Примерно то же самое ощутил и Архаров.
Как если бы город, коего еще тольком не увидели, а только слышали и даже телом ощущали висящимй над ним и пронизывающий его сплошной колокольный звон, явил вдруг лицо – малоприятную рожу взъерошенного, пьяноватого и не скрывающего своих драчливых намерений, хотя и на миг присмиревшего мужика…
Вдруг Орлов, словно рывком выходя из своего затянувшегося молчания, резко обернулся.
– Какого черта! – заорал он. – Растянулись соплей, тащимся, как вошь по шубе! Бирюков, марш по бригадам, вели ехать плотнее.
Ординарец кивнул и с места галопом поскакал выполнять поручение.
– И то, – одобрительно молвил Волков, – неведомо, чего теперь от Москвы ожидать. Нпдо же – додумались Кремль штурмом брать! Сказывали, уже Еропкин пробовал воинские части вводить, так на них напали…
Орлов, перехватывавший посылаемые Еропкиным в Санкт-Петербург депеши, кивнул. И вдруг усмехнулся, блеснув ровными зубами:
– Гляди! Это по нашу душу! Стой, братцы!
С московской стороны к рогаткам скакала группа полицейских драгун. Саженях в двадцати драгуны придержали коней, но один продолжал движение и натянул поводья, уже когда Орлов мог бы коснуться рукой красных обшлагов его синего мундира.
– Кто таков? – тут же отрывисто спросил граф.
– Послан господином генерал-поручиком Еропкиным встречь вашему сиятельству, майор Сидоров, к вашего сиятельства услугам., – несколько волнуясь, отвечал офицер. – Господин Еропкин отвели вам для местопребывания Головинский дворец, так велено ваше сиятельство и свиту туда сопроводить. Сами вас там ожидают.
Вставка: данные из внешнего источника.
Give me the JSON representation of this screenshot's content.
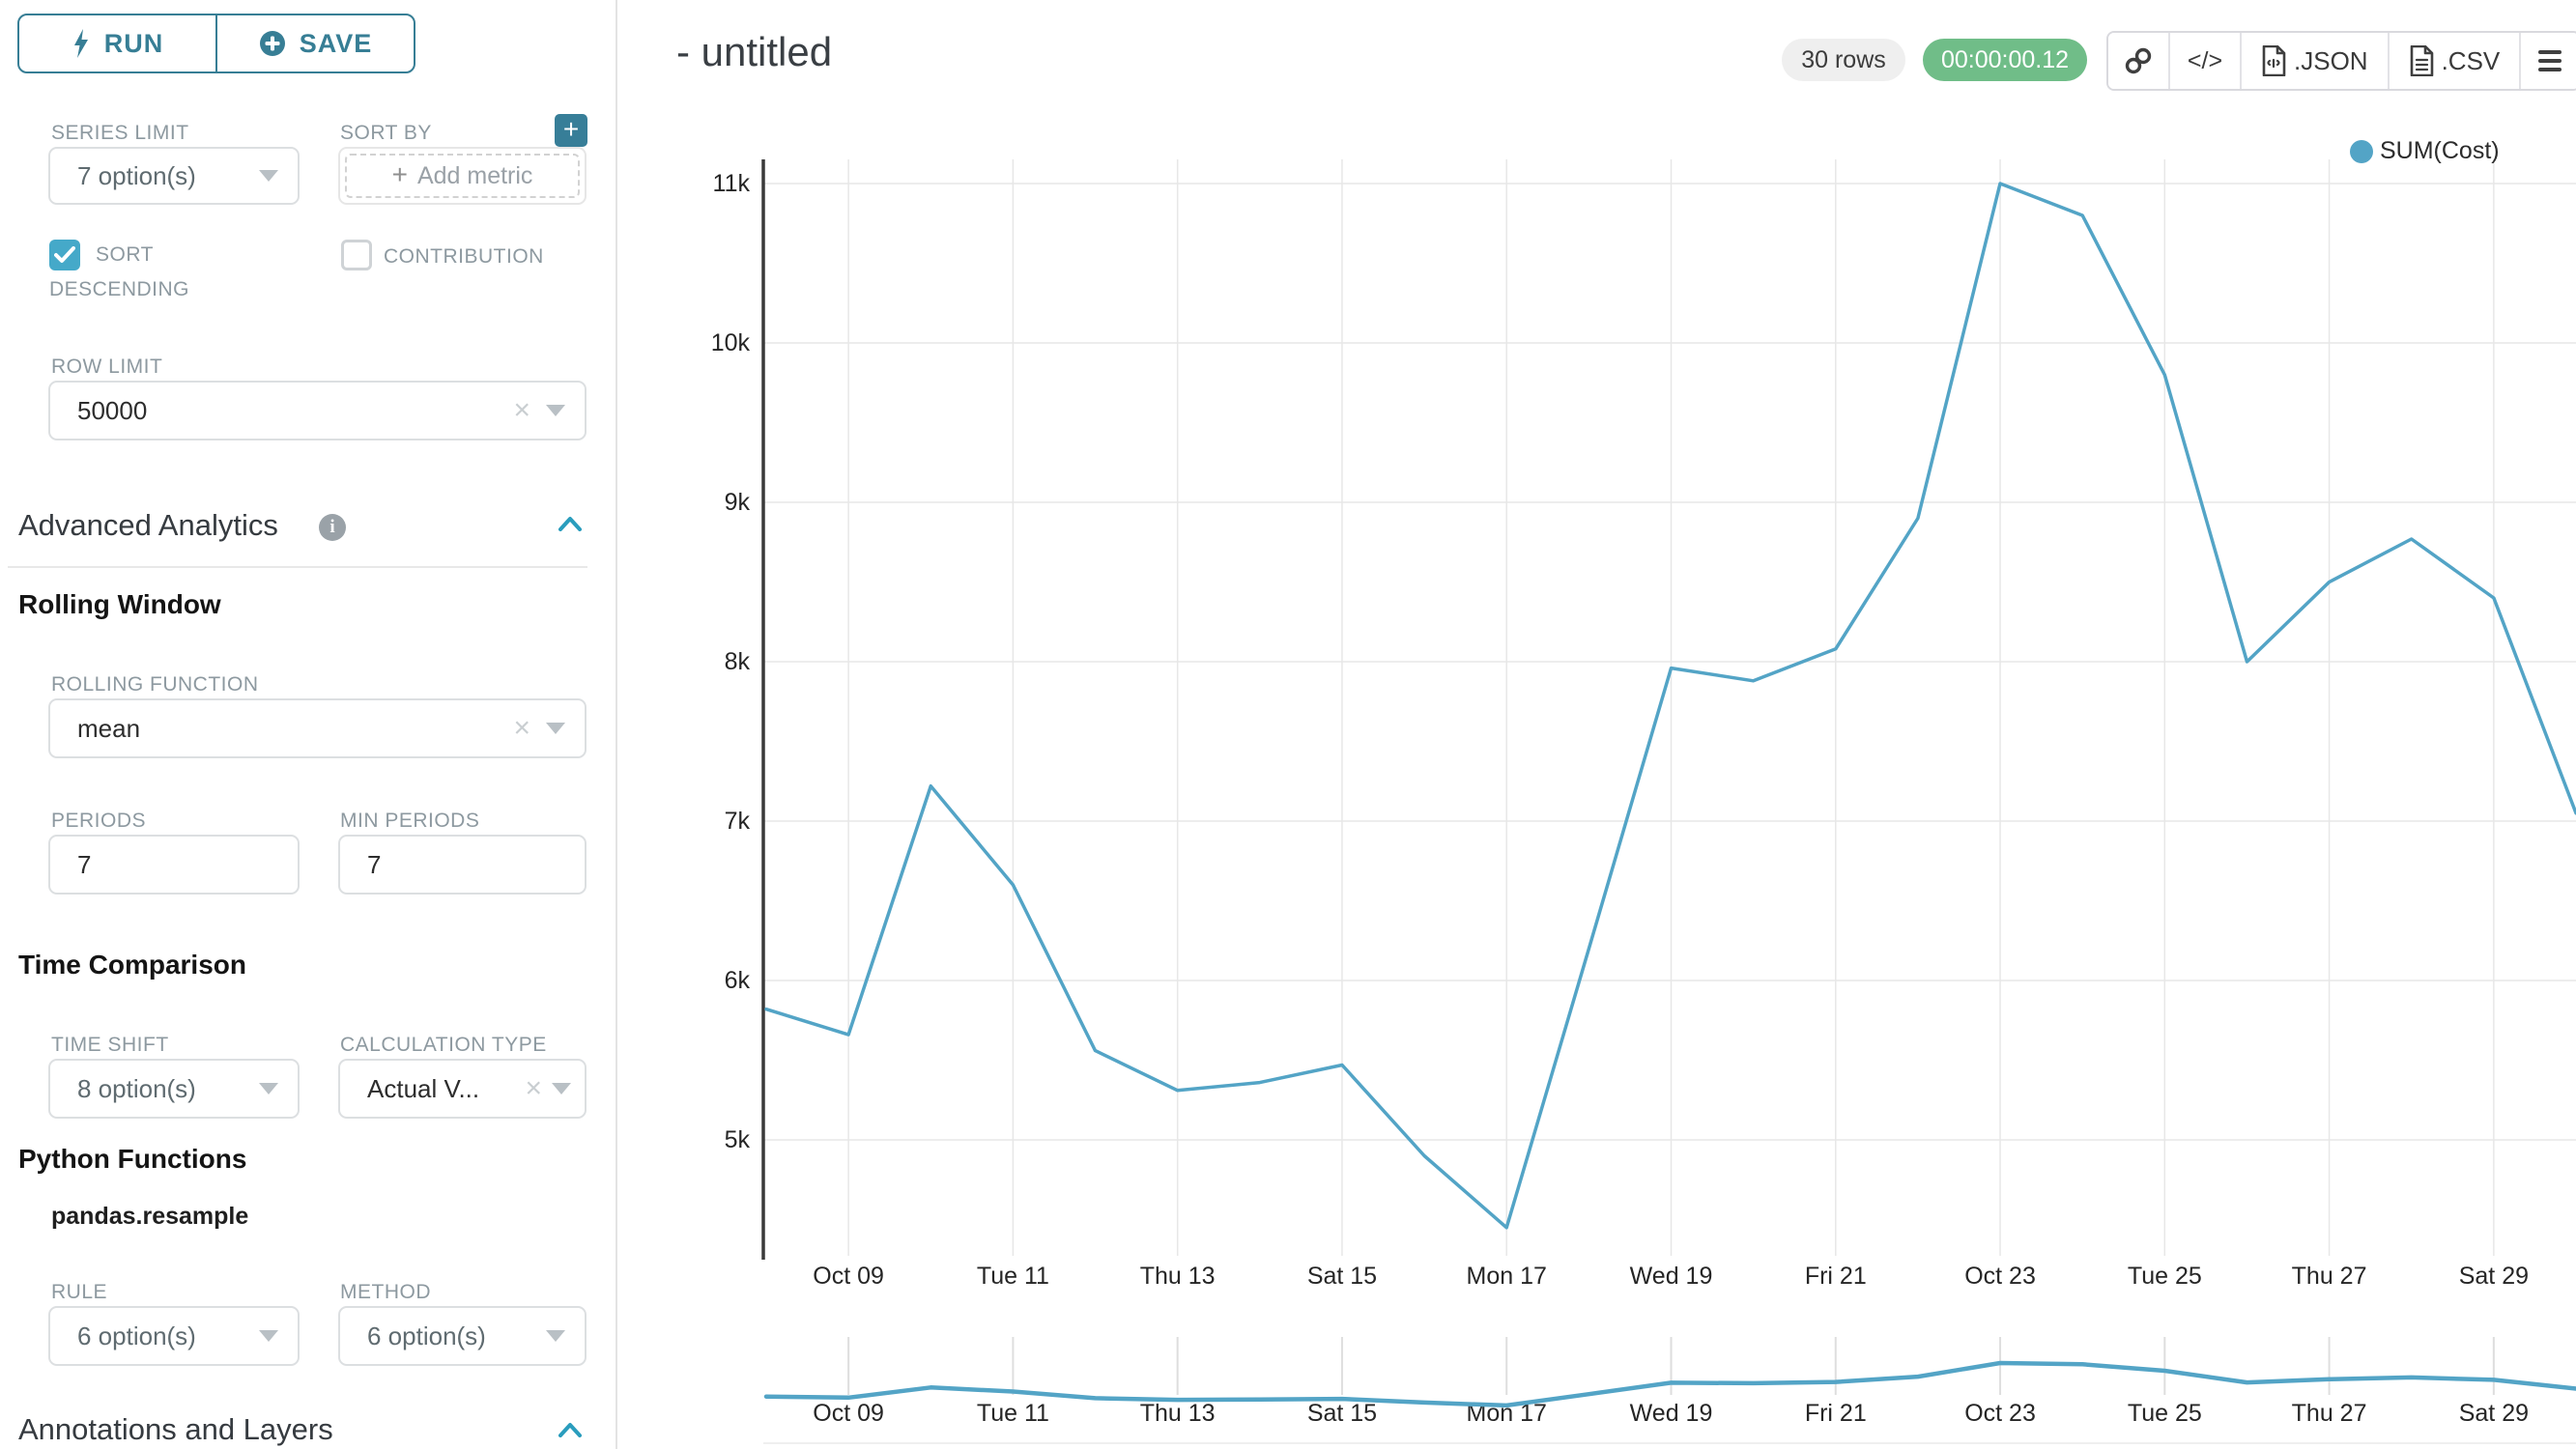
{
  "sidebar": {
    "run_label": "RUN",
    "save_label": "SAVE",
    "series_limit_label": "SERIES LIMIT",
    "series_limit_value": "7 option(s)",
    "sort_by_label": "SORT BY",
    "sort_by_placeholder": "Add metric",
    "sort_descending_label_line1": "SORT",
    "sort_descending_label_line2": "DESCENDING",
    "contribution_label": "CONTRIBUTION",
    "row_limit_label": "ROW LIMIT",
    "row_limit_value": "50000",
    "advanced_analytics_title": "Advanced Analytics",
    "rolling_window_title": "Rolling Window",
    "rolling_function_label": "ROLLING FUNCTION",
    "rolling_function_value": "mean",
    "periods_label": "PERIODS",
    "periods_value": "7",
    "min_periods_label": "MIN PERIODS",
    "min_periods_value": "7",
    "time_comparison_title": "Time Comparison",
    "time_shift_label": "TIME SHIFT",
    "time_shift_value": "8 option(s)",
    "calculation_type_label": "CALCULATION TYPE",
    "calculation_type_value": "Actual V...",
    "python_functions_title": "Python Functions",
    "python_function_name": "pandas.resample",
    "rule_label": "RULE",
    "rule_value": "6 option(s)",
    "method_label": "METHOD",
    "method_value": "6 option(s)",
    "annotations_title": "Annotations and Layers"
  },
  "header": {
    "title": "- untitled",
    "rows_badge": "30 rows",
    "time_badge": "00:00:00.12"
  },
  "toolbar": {
    "code_glyph": "</>",
    "json_label": ".JSON",
    "csv_label": ".CSV"
  },
  "colors": {
    "accent_teal": "#377e95",
    "bright_teal": "#45a9c9",
    "line_blue": "#53a4c6",
    "badge_green": "#70bd88",
    "grid_gray": "#e7e7e7"
  },
  "chart_data": {
    "type": "line",
    "title": "",
    "xlabel": "",
    "ylabel": "",
    "grid": true,
    "legend_position": "top-right",
    "ylim": [
      5000,
      11000
    ],
    "y_tick_labels": [
      "11k",
      "10k",
      "9k",
      "8k",
      "7k",
      "6k",
      "5k"
    ],
    "x": [
      "Oct 08",
      "Oct 09",
      "Oct 10",
      "Oct 11",
      "Oct 12",
      "Oct 13",
      "Oct 14",
      "Oct 15",
      "Oct 16",
      "Oct 17",
      "Oct 18",
      "Oct 19",
      "Oct 20",
      "Oct 21",
      "Oct 22",
      "Oct 23",
      "Oct 24",
      "Oct 25",
      "Oct 26",
      "Oct 27",
      "Oct 28",
      "Oct 29",
      "Oct 30"
    ],
    "x_tick_labels": [
      "Oct 09",
      "Tue 11",
      "Thu 13",
      "Sat 15",
      "Mon 17",
      "Wed 19",
      "Fri 21",
      "Oct 23",
      "Tue 25",
      "Thu 27",
      "Sat 29"
    ],
    "x_tick_indices": [
      1,
      3,
      5,
      7,
      9,
      11,
      13,
      15,
      17,
      19,
      21
    ],
    "series": [
      {
        "name": "SUM(Cost)",
        "color": "#53a4c6",
        "values": [
          5820,
          5660,
          7220,
          6600,
          5560,
          5310,
          5360,
          5470,
          4900,
          4450,
          6200,
          7960,
          7880,
          8080,
          8900,
          11000,
          10800,
          9800,
          8000,
          8500,
          8770,
          8400,
          7050
        ]
      }
    ],
    "mini_preview": true
  }
}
По виду Сидоров был исправным служакой, лет около сорока. Орлов усмехнулся – хоть и полицейский драгун, а усвоил кавалерийскую повадку – в деле, кроме двух положенных пистолетов в седельных чушках, иметь еще один, нештатный, висящий на шее. И посадка у Сидорова была хорошая – опытного наездника посадка.
– Это что за Яузой? Где был Анненхоф?
Про Анненхоф ему рассказывала не раз государыня – много лет назад она именно тут приняла православие и была обручена с наследником российского престола.
– Так точно изволили заметить. Господин генерал-поручик рассудили, что там место побезопаснее, вроде не в самой Москве, – объяснил Сидоров и развернул коня так, чтобы, слева и чуть сзади от графа, сопровождать его до дворца.
– Разумно. А велик ли дворец?
– Изряден.
– Ну, сопровождай, – дозволил Орлов. И, слегка коснувшись шпорами боков Арапа, первым въехал в чумную Москву.
Спросить про многосаженные столы Архарову с Левушкой удалось у драгун, пока колонна втягивалась в проход.
– Для торговли устроено, – растолковали им. – С нашей стороны скупщики, с той – огородники, купчишки. Надолба широкая, чтоб руками друг до дружки не дотянуться. Деньги из рук в руки передавать запрещено, их в лохань с уксусом кидают, потом оттуда вылавливают. Так и бережемся.
– А что же пусто, где торговля? – спросил Бредихин.
– А какая торговля, коли бунт? Уж неделя, как подвоз провианта прекращен.